Chief who transformed LAPD moves on
By Thomas Watkins
LOS ANGELES — Crime was rising, officer morale slumping and fallout from a corruption scandal was still smoldering when William Bratton arrived in 2002 to head a police department with a tattered reputation. Even the police buildings were crumbling.
Seven years later, the Los Angeles Police Department is an agency transformed and few would downplay Bratton's role in the turnaround. Crime has dropped to historic lows, the police force is bigger and more diverse than ever and several gleaming new facilities, including a $437 million headquarters downtown, reflect the department's polished image.
Bratton is stepping down this week for a high-paying private sector job, raising fears that the department will suffer in his absence after such a successful tenure.
"I fear the reforms he brought to the department might dissipate," said Joe Domanick, who has studied the LAPD for decades and is associate director at the Center on Crime, Media and Justice at the John Jay College in New York. "I would feel much more comfortable if he had served out his second five-year term."
Bratton, who has headed the police departments in Boston and New York, hands in his badge to take a job as chief executive officer at Altegrity Security Consulting, a private security firm based in Virginia.
Despite misgivings from those who say he is leaving too soon, Bratton is confident the department can continue its present course without him.
During his seven-year tenure, he replaced most top brass and carefully groomed his new assistant and deputy chiefs. He is openly lobbying for an insider to replace him.
"These are great people," Bratton told The Associated Press in a recent interview. "They are smart as a whip, they know the city and they know the cast of characters they are going to have to interact with. All of them have the respect of the men and women of the department. ... The insider can keep that going without a hitch."
Still, the new chief will face challenges Bratton never encountered. Foremost is the financial crisis devastating the city and California.
In the short term, the new chief must deal with renewed pressures from a City Council desperately looking to cut costs as it confronts a $400 million budget shortfall. Since 2002, the Police Department has increased by more than 800 officers to its highest ever level of 10,000 - something Bratton calls a cornerstone to improved community relations and dropping crime.
Already the City Council has implemented a two-month hiring freeze and said it will only hire enough officers to replace those leaving the department. It remains to be seen how long the commitment will last.
Officers may also face increased pressure from the early release of up to 40,000 state prisoners, as California moves to comply with a federal order aimed at reducing overcrowding.
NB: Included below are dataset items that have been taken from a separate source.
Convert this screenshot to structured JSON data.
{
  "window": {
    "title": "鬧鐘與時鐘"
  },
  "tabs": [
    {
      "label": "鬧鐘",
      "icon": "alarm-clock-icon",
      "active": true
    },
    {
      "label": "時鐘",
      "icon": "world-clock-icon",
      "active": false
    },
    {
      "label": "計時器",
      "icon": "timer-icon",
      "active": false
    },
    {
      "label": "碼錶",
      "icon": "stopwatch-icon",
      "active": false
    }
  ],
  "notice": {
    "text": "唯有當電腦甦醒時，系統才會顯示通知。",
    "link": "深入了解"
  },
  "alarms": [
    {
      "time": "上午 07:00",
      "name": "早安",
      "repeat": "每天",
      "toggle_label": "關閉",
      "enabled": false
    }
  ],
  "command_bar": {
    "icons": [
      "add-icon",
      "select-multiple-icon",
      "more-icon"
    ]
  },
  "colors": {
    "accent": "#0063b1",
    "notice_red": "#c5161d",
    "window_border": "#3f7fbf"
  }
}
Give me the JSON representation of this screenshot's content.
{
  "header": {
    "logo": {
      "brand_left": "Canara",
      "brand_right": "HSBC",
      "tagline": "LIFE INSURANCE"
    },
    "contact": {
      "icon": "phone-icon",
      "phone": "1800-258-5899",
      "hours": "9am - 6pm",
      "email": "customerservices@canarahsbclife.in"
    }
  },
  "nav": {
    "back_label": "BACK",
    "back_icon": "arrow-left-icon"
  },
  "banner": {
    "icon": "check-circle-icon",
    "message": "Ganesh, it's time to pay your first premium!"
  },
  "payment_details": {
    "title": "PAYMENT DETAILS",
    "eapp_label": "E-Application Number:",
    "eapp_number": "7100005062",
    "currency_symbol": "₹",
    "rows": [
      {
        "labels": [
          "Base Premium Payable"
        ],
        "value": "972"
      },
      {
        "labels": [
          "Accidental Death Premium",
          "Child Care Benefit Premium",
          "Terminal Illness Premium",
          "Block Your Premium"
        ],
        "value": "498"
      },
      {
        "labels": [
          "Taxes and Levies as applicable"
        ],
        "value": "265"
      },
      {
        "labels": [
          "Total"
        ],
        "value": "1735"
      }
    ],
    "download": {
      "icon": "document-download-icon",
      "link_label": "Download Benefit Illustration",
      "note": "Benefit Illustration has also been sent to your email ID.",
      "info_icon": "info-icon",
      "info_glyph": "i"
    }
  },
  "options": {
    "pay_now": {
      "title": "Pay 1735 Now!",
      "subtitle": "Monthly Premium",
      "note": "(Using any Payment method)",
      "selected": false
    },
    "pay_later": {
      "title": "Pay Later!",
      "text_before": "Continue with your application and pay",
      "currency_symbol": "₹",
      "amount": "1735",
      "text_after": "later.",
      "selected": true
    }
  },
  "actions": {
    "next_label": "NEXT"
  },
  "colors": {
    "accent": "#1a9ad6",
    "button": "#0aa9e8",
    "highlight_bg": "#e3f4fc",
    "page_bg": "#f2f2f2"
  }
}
Any increase in crime would be viewed harshly because Bratton oversaw crime rate drop to historic lows. Homicides last year were down more than 40 percent compared to 2002 and the figure is set to fall lower still this year.
Despite his successes, the chief's tenure has been marked by barbed exchanges with City Council members. Bratton was especially dismissive of efforts by Councilman Dennis Zine, a former Los Angeles police sergeant, to protect celebrities from the paparazzi. He has become increasingly vocal in his contempt for the local political system, which he calls "incredibly dysfunctional."
"The sad part is that he has burned bridges with elected officials, part of it is the New York-type, duke-it-out attitude," Zine said, while acknowledging Bratton's positive impacts on the LAPD. "We are a little more polite on the West Coast."
Bratton's relations on the whole have been conciliatory. After arriving in Los Angeles, he reached out to residents and community activists, making friends of traditional police adversaries.
African-American commentator and community activist Earl Ofari Hutchinson notes Bratton backed his rhetoric with measurable changes in police behavior, including fewer shootings by officers. It was Bratton who is credited with healing the LAPD's long-running rift with the city's black community.
"He turned the department around in terms of race relations," Hutchinson said. "The LAPD was the poster agency for so long for police abuses and misconduct."
Over the course of its 140-year history, the LAPD has repeatedly alienated itself from the community and heavy-handed policing was the source of violent flashpoints, including the 1991 Rodney King beating that led to riots. In 1999, the so-called Rampart scandal, centered on acts of corruption in an anti-gang unit, led to the Justice Department's threatening to sue the city unless the LAPD adopted numerous reforms overseen by an independent monitor and a federal judge.
The oversight ended in July and shortly afterward Bratton attracted scrutiny when he announced he was retiring to work for the independent monitor, Michael Cherkasky, chief executive officer of Altegrity Inc.
When asked about his legacy, Bratton cited the end of the federal monitoring, the decrease in crime rates and improved race and community relations. He was also proud of anti-terror efforts, boosting the force tenfold to about 300 counterterrorism officers.
His own best spokesman, Bratton is not modest about his accomplishments.
"I am probably the most well-known police official in the world," he said, before listing recent achievements, including getting elected as president of the Major Cities Chiefs Association and an honor from the Queen of England recognizing Bratton's work to improve cooperation between U.S. and UK police.
"You always want to leave them smiling, and right now a lot of people in this city are smiling," Bratton said. "Get out while the getting's good."